El
presente es un artículo de Carles Ramió publicado en El Blog del esPúblico
El
directivo público como gestor del conflicto organizativo.
Una
organización pública posee elementos “líquidos” que son fundamentales de cara
el buen rendimiento de sus resultados. Uno de estos ingredientes líquidos es el
del poder. La dimensión de poder y conflicto atiende a la circunstancia que
todas las organizaciones públicas son complejas y que todos los empleados
públicos (de forma grupal o individual) poseen capacidad de influencia o de
poder para intervenir de forma directa o indirecta en los procesos de toma de
decisiones. Se está aquí haciendo referencia al poder informal, a personas y
grupos que no aparecen en los organigramas y que no poseen un poder formal pero
que, en cambio, tienen capacidad de influencia tácita directa o indirecta en la
toma de decisiones.
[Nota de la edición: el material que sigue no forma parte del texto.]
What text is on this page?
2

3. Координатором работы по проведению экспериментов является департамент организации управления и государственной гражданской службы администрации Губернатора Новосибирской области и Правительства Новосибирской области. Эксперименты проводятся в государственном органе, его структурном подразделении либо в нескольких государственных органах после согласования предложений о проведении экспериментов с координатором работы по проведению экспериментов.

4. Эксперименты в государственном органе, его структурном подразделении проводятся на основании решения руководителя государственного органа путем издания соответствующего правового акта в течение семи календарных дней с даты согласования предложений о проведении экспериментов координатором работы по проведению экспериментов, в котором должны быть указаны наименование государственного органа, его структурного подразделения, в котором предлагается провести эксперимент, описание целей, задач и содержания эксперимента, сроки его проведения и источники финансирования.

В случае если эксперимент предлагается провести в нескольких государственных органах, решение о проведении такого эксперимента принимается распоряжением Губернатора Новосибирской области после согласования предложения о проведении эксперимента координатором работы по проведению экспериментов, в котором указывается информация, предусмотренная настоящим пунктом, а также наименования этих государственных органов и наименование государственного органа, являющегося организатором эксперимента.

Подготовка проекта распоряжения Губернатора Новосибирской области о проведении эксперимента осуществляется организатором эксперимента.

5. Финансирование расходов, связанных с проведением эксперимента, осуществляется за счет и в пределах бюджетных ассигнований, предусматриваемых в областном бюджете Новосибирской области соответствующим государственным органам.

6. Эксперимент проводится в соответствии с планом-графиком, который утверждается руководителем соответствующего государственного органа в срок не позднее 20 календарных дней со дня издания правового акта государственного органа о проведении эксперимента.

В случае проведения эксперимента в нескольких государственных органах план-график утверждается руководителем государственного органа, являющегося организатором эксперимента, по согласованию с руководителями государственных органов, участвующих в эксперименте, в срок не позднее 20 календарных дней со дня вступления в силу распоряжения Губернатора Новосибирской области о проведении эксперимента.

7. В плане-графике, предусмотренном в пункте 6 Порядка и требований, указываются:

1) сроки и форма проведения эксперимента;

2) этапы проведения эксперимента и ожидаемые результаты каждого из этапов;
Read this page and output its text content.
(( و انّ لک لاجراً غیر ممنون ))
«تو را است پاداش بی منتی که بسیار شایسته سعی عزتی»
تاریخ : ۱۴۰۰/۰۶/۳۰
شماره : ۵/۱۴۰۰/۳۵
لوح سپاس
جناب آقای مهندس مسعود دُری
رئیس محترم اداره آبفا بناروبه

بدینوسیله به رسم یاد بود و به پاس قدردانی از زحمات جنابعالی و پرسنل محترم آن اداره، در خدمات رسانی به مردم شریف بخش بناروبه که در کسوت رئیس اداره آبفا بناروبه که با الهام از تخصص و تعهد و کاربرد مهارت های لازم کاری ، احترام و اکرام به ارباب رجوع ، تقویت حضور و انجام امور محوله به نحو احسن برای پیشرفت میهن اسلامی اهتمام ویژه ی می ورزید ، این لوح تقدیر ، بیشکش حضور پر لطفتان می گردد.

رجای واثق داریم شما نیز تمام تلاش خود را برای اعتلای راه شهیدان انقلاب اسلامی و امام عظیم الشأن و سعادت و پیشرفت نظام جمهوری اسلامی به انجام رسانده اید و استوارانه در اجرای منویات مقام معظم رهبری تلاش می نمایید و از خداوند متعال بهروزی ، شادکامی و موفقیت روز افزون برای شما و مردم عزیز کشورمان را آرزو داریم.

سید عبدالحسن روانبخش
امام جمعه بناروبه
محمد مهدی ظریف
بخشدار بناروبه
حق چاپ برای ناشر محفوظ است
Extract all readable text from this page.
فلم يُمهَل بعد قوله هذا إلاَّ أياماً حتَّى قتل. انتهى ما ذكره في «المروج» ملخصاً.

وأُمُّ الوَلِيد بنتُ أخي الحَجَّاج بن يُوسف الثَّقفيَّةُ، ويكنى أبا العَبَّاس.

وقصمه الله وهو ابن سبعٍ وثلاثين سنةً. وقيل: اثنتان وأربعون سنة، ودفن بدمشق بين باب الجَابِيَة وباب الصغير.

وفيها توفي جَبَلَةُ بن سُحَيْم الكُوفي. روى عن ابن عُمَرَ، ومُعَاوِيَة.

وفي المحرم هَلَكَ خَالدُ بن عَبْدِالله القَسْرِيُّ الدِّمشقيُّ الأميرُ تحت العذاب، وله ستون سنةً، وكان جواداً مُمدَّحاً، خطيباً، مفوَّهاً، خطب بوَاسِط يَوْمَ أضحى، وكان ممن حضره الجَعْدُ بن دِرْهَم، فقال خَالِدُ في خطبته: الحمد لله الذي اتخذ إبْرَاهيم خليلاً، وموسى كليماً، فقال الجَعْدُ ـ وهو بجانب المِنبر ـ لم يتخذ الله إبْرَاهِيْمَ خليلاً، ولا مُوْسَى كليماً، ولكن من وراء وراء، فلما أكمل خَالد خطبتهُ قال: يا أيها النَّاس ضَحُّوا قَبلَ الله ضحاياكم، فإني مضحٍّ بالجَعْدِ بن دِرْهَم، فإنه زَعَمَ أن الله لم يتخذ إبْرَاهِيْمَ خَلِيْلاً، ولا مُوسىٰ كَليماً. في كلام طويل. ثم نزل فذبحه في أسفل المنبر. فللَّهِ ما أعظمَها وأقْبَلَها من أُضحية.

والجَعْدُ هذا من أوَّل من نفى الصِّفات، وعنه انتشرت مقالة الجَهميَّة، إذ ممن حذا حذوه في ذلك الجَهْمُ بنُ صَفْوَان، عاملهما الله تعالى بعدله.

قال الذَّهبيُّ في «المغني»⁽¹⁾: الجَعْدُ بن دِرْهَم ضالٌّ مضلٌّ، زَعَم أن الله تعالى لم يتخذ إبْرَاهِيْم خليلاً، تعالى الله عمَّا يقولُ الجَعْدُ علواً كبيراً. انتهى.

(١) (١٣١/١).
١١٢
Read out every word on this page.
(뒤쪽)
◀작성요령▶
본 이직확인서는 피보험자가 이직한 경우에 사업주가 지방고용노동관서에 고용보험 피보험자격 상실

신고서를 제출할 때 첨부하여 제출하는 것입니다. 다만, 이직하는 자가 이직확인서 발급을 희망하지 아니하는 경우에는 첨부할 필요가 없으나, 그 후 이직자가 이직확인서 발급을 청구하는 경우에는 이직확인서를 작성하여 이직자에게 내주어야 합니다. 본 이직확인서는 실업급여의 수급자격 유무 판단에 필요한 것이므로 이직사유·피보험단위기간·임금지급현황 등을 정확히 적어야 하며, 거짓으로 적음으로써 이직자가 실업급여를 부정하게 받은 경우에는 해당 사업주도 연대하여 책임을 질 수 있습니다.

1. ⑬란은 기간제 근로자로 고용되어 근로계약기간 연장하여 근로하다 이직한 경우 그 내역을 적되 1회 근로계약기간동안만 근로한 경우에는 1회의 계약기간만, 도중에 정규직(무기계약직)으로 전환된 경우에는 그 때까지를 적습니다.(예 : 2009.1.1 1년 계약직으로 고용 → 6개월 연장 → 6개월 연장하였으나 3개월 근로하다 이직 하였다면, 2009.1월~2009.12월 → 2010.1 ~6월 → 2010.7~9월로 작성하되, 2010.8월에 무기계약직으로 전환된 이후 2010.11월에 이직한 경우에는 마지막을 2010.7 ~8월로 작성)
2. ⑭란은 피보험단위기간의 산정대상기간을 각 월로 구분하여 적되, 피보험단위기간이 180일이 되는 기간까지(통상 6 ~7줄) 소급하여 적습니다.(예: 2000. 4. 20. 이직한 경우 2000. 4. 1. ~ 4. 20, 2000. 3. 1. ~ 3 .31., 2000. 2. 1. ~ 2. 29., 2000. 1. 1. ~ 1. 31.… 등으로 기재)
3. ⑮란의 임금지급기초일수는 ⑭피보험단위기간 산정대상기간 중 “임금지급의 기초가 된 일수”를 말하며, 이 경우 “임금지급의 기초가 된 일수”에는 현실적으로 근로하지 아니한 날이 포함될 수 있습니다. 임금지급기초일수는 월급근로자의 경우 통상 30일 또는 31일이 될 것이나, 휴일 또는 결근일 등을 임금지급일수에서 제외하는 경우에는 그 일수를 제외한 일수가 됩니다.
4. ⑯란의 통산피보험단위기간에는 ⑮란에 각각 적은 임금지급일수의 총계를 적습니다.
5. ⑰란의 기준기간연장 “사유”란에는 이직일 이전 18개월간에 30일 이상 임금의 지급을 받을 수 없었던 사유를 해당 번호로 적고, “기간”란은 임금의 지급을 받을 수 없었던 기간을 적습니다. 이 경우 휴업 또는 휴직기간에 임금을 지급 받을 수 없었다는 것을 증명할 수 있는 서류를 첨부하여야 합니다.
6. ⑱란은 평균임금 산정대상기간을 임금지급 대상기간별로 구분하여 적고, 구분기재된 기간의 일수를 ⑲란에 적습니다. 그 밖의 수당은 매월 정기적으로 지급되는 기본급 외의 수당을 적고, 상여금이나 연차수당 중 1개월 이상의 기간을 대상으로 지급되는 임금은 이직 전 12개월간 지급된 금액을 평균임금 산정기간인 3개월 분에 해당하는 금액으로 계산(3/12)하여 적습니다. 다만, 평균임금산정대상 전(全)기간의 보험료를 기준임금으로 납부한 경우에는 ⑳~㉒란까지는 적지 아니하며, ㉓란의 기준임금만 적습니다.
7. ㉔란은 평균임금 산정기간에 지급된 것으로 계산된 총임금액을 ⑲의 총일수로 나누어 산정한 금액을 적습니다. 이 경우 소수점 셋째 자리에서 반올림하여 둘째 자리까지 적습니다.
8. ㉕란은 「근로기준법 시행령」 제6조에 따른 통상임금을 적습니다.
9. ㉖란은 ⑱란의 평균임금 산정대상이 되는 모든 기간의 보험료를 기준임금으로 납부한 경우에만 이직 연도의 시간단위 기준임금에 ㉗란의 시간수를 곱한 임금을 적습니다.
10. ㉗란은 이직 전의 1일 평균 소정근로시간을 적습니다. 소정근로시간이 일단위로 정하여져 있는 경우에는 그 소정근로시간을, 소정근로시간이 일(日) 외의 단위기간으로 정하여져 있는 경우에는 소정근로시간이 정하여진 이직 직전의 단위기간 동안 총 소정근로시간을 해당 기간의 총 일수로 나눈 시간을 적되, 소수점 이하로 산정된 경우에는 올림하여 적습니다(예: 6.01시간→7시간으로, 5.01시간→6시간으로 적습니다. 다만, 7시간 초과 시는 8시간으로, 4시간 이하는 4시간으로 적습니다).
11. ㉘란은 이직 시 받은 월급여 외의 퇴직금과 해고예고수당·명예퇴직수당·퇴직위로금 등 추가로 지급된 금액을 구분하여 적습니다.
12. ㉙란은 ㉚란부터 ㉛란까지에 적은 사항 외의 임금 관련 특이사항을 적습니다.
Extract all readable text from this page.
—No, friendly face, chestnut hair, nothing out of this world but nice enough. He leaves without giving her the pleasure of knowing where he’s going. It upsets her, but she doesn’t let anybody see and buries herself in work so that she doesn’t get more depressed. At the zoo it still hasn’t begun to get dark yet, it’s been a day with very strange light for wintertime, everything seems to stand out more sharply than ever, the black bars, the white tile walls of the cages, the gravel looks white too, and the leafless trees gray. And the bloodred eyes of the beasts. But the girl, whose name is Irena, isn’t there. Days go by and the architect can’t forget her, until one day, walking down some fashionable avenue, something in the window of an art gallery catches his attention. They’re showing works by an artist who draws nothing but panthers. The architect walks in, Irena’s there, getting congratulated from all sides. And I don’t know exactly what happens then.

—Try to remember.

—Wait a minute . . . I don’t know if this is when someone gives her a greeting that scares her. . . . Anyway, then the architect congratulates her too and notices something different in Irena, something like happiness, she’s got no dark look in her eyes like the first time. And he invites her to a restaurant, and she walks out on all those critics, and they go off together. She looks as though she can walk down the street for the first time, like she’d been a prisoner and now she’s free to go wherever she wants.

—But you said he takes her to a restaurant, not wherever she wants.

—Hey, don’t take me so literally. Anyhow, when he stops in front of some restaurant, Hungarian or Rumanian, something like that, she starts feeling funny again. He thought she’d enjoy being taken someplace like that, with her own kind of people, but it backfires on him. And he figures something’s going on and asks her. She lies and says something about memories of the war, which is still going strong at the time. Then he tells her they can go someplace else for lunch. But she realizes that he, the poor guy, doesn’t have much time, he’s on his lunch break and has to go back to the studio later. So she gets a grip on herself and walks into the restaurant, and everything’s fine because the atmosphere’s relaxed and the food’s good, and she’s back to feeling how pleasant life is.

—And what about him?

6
Un líder formal, político o profesional, tiene que conocer
y entender las redes de poder informales ya que representan el poder real de la
organización. Un directivo público no se puede limitar a dirigir y controlar
solo a los responsables formales, sino que tiene que dirigir a la organización
real. El enfoque de poder y conflicto tiene como mensaje principal que el poder
en una organización pública está distribuido de forma muy plural y que, por
ello, posee fuertes tendencias centrífugas que dificultan el buen gobierno de
la organización. Lamentablemente esto es así y hay que reconocer que es difícil
gobernar las redes informales que persiguen, en muchas ocasiones, objetivos
distintos a los institucionales. Pero estas tendencias centrífugas se pueden
contrarrestar con fuerzas centrípetas de la mano de una sólida, coherente,
integrada y positiva cultura administrativa. La cultura administrativa, si
existe, aporta un sentido colectivo de la identidad que implica que todos los
empleados se sienten miembros de un colectivo profesional, que forman parte de la
institución pública en global. Esta identidad colectiva facilita que, en muchas
ocasiones, los actores informales renuncien a sus propios intereses egoístas a
favor de los intereses y objetivos globales de la institución. Por este motivo
es tan importante que exista una potente cultura administrativa.
La
imagen de la organización como un sistema político parte de la diversidad de
actores organizativos, así como de la pluralidad de intereses y objetivos y de
la distribución del poder entre las distintas unidades e individuos de la
organización. Las organizaciones son realidades plurales, son agregados de
personas, concepciones, intereses y objetivos. Una organización abarca muchas
racionalidades, y la racionalidad está siempre basada en un interés y cambia de
acuerdo con la perspectiva desde la que se mira. Podemos afirmar que desde esta
perspectiva la racionalidad es siempre política. De esta manera se abandona la
idea de la organización unitaria que tenía un solo objetivo o una pluralidad de
objetivos compatibles entre sí, en la que sólo una instancia (la directiva)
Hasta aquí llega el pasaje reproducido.